33

33 4 0
                                    

33

Semula, Misca memang dengan sengaja menutup matanya dan pura-pura tidur untuk mengelabui si sulung Dice. Misca tak ingin terlihat bersedih, ia tak ingin terlihat seperduli itu pada Nafas. Entah soal kecelakaan yang menimpanya dan apa pun. Ia tak ingin menunjukkan ekspresinya di depan Hera. Ia menghargai si sulung Dice yang saat ini masih kekasihnya.

Terutama, Misca sedang tak ingin bertengkar.

Misca tahu, hubungannya dan Hera yang ini bukanlah hubungan yang serius. Tapi ia tak ingin perpecahan terjadi dari pihaknya. Kalaupun hubungan mereka sekarang sepalsu itu, Misca tak mau jadi orang yang mengancurkannya.

Ia hanya ingin menjaga perasaan Hera, kalaupun Hera masih punya perasaan padanya. Meski Misca tidak sebodoh itu untuk tahu bahwa Hera menggunakannya hanya sebagai pelampiasan cintanya yang tak sampai pada Hope del Faith.

Ini tak ada bedanya dengan Misca. Hubungannya dengan Hera merupakan rencana distraksi dari perasaannya pada Nafas.

***

Sudah dua jam berlalu, setelah Hera mengantar Misca ke kamarnya dan membiarkan gadis itu tidur. Sampai saat ini, Hera belum juga kembali ke sana. Misca akhirnya mendudukkan diri di atas kasur.

Kepalanya pusing, perutnya mual dan tenggorokannya kering. Misca minum alkohol terlalu banyak. Kini, Hana pasti lebih tersiksa darinya.
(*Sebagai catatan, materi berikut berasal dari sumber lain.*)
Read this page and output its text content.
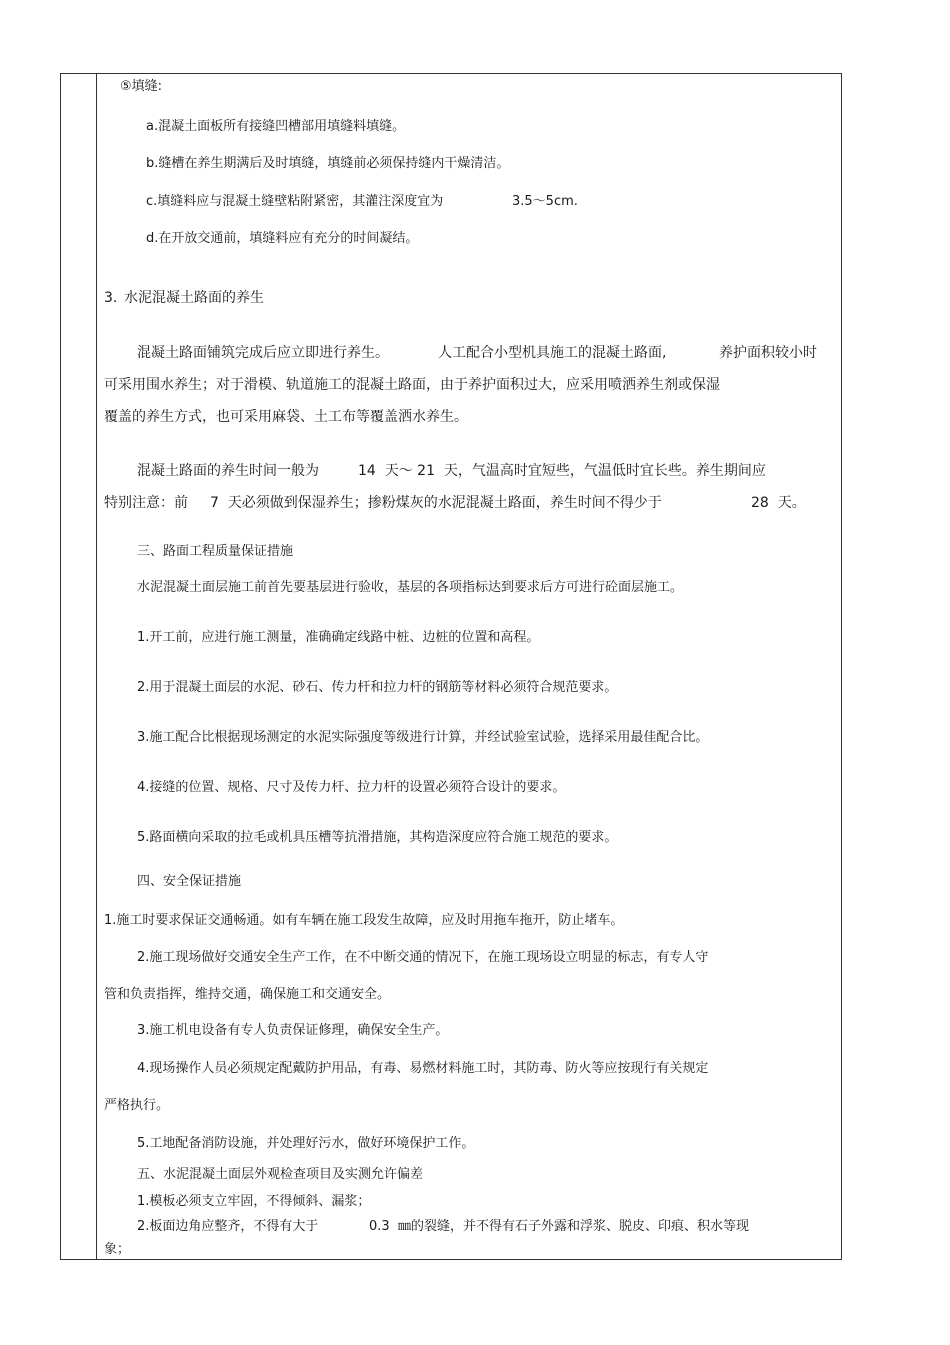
⑤填缝:
a.混凝土面板所有接缝凹槽部用填缝料填缝。
b.缝槽在养生期满后及时填缝，填缝前必须保持缝内干燥清洁。
c.填缝料应与混凝土缝壁粘附紧密，其灌注深度宜为	3.5～5cm.
d.在开放交通前，填缝料应有充分的时间凝结。
3. 水泥混凝土路面的养生
混凝土路面铺筑完成后应立即进行养生。	人工配合小型机具施工的混凝土路面,	养护面积较小时
可采用围水养生；对于滑模、轨道施工的混凝土路面，由于养护面积过大，应采用喷洒养生剂或保湿
覆盖的养生方式，也可采用麻袋、土工布等覆盖洒水养生。
混凝土路面的养生时间一般为	14  天～ 21  天，气温高时宜短些，气温低时宜长些。养生期间应
特别注意：前 7  天必须做到保湿养生；掺粉煤灰的水泥混凝土路面，养生时间不得少于	28  天。
三、路面工程质量保证措施
水泥混凝土面层施工前首先要基层进行验收，基层的各项指标达到要求后方可进行砼面层施工。
1.开工前，应进行施工测量，准确确定线路中桩、边桩的位置和高程。
2.用于混凝土面层的水泥、砂石、传力杆和拉力杆的钢筋等材料必须符合规范要求。
3.施工配合比根据现场测定的水泥实际强度等级进行计算，并经试验室试验，选择采用最佳配合比。
4.接缝的位置、规格、尺寸及传力杆、拉力杆的设置必须符合设计的要求。
5.路面横向采取的拉毛或机具压槽等抗滑措施，其构造深度应符合施工规范的要求。
四、安全保证措施
1.施工时要求保证交通畅通。如有车辆在施工段发生故障，应及时用拖车拖开，防止堵车。
2.施工现场做好交通安全生产工作，在不中断交通的情况下，在施工现场设立明显的标志，有专人守
管和负责指挥，维持交通，确保施工和交通安全。
3.施工机电设备有专人负责保证修理，确保安全生产。
4.现场操作人员必须规定配戴防护用品，有毒、易燃材料施工时，其防毒、防火等应按现行有关规定
严格执行。
5.工地配备消防设施，并处理好污水，做好环境保护工作。
五、水泥混凝土面层外观检查项目及实测允许偏差
1.模板必须支立牢固，不得倾斜、漏浆；
2.板面边角应整齐，不得有大于	0.3  ㎜的裂缝，并不得有石子外露和浮浆、脱皮、印痕、积水等现
象；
Tapi, senang rasanya menemani Hana, karena si kembar Dice yang satu itu tak banyak bicara dan tidak suka menggurui orang lain seperti kakaknya, atau pacarnya.
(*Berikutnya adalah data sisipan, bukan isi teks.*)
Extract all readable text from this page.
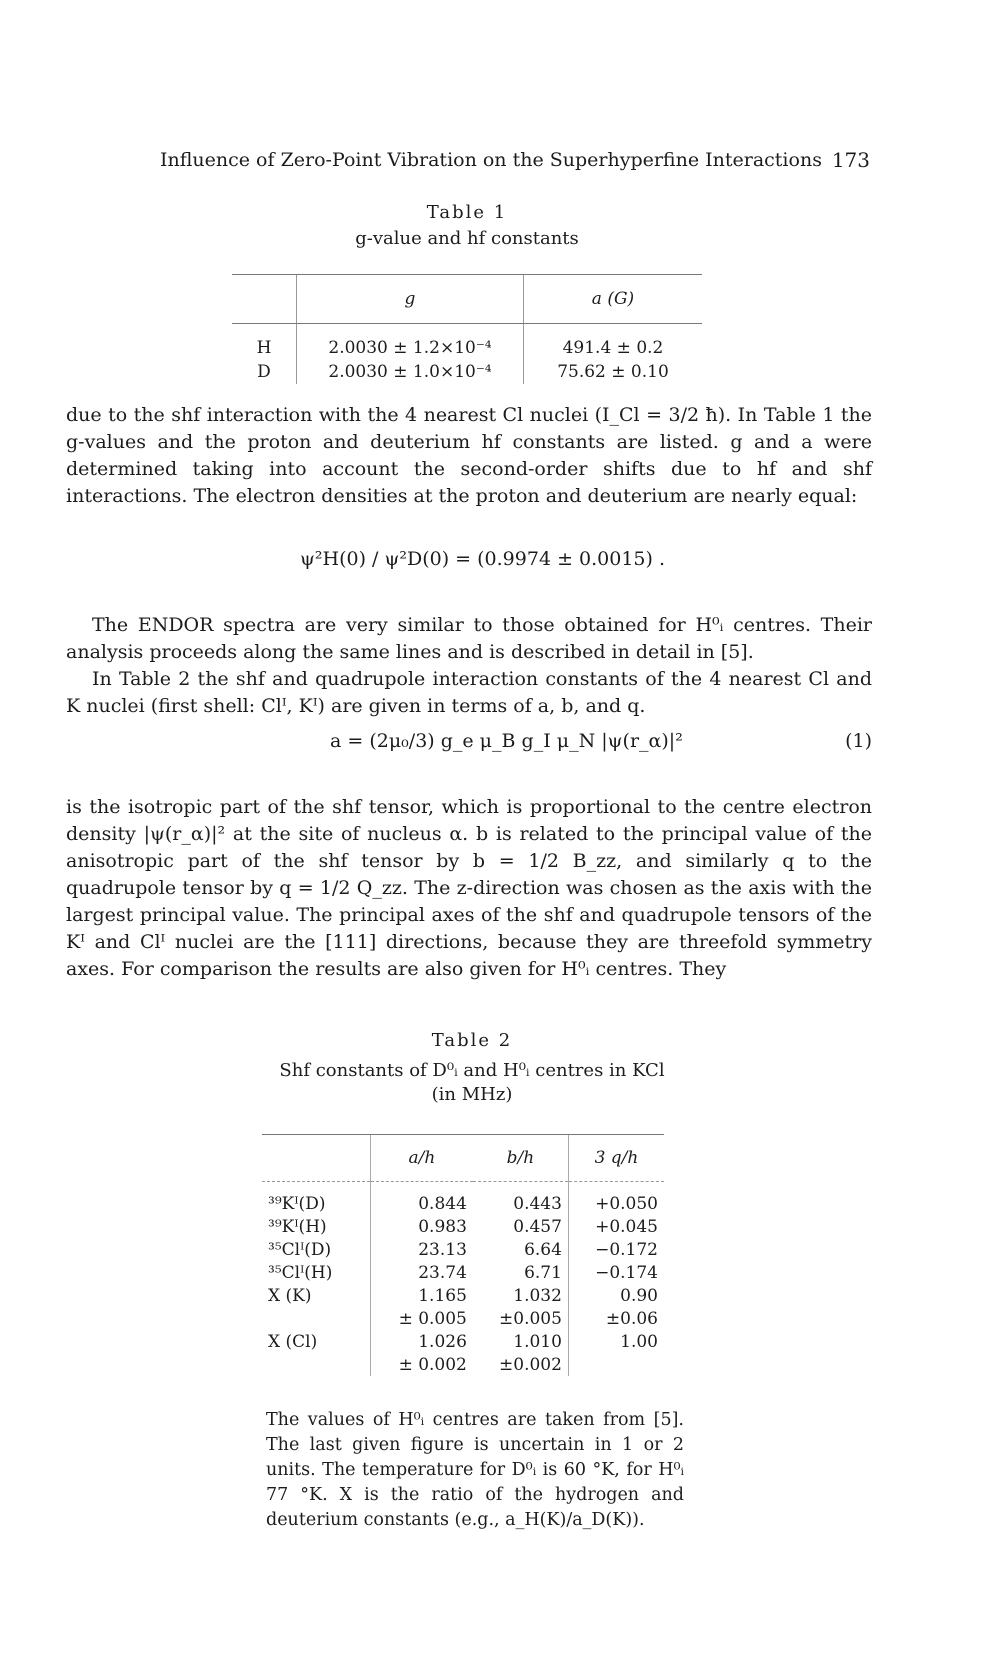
Influence of Zero-Point Vibration on the Superhyperfine Interactions 173
Table 1
g-value and hf constants
	g	a (G)
H	2.0030 ± 1.2×10⁻⁴	491.4 ± 0.2
D	2.0030 ± 1.0×10⁻⁴	75.62 ± 0.10

due to the shf interaction with the 4 nearest Cl nuclei (I_Cl = 3/2 ħ). In Table 1 the g-values and the proton and deuterium hf constants are listed. g and a were determined taking into account the second-order shifts due to hf and shf interactions. The electron densities at the proton and deuterium are nearly equal:

ψ²H(0) / ψ²D(0) = (0.9974 ± 0.0015) .

The ENDOR spectra are very similar to those obtained for H⁰ᵢ centres. Their analysis proceeds along the same lines and is described in detail in [5].

In Table 2 the shf and quadrupole interaction constants of the 4 nearest Cl and K nuclei (first shell: Clᴵ, Kᴵ) are given in terms of a, b, and q.

a = (2μ₀/3) g_e μ_B g_I μ_N |ψ(r_α)|²	(1)

is the isotropic part of the shf tensor, which is proportional to the centre electron density |ψ(r_α)|² at the site of nucleus α. b is related to the principal value of the anisotropic part of the shf tensor by b = 1/2 B_zz, and similarly q to the quadrupole tensor by q = 1/2 Q_zz. The z-direction was chosen as the axis with the largest principal value. The principal axes of the shf and quadrupole tensors of the Kᴵ and Clᴵ nuclei are the [111] directions, because they are threefold symmetry axes. For comparison the results are also given for H⁰ᵢ centres. They

Table 2
Shf constants of D⁰ᵢ and H⁰ᵢ centres in KCl
(in MHz)
	a/h	b/h	3 q/h
³⁹Kᴵ(D)	0.844	0.443	+0.050
³⁹Kᴵ(H)	0.983	0.457	+0.045
³⁵Clᴵ(D)	23.13	6.64	−0.172
³⁵Clᴵ(H)	23.74	6.71	−0.174
X (K)	1.165	1.032	0.90
	± 0.005	±0.005	±0.06
X (Cl)	1.026	1.010	1.00
	± 0.002	±0.002	

The values of H⁰ᵢ centres are taken from [5]. The last given figure is uncertain in 1 or 2 units. The temperature for D⁰ᵢ is 60 °K, for H⁰ᵢ 77 °K. X is the ratio of the hydrogen and deuterium constants (e.g., a_H(K)/a_D(K)).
Misca baru saja melangkahkan kaki keluar kamar untuk mengambil air ketika suara ribut itu datang dari kamar Hana. Sedikit khawatir kalau keributan tersebut adalah ulah Hera, Misca memutuskan untuk mengetuk pintu.

"Hai, Misca..." Carol membuka pintu, hanya empat puluh lima derajat, sehingga Misca tidak bisa mengintip ke dalam.

"Aku dengar suara ribut. Apa Hera di dalam?" Misca ingin tahu.

Carol menggeleng. "Tidak ada." Ia teringat sesuatu lalu menutup pintu. "Tunggu di sana." Sebentarnya, Carol muncul kembali. Ia berjalan ke luar dan menghadapi Misca setelah menutup pintu kamar Hana.

"Nafas meninggalkan ini untukmu." Ia menyodorkan flashdisk abu-abu metalik yang ia temukan tadi pagi pada Misca.

Misca mengambilnya, membaca huruf N di sana dan mengucapkan terimakasih.

"Aku akan pulang," katanya lagi.

Carol melambai, lalu dengan cepat masuk kembali ke dalam kamar Hana.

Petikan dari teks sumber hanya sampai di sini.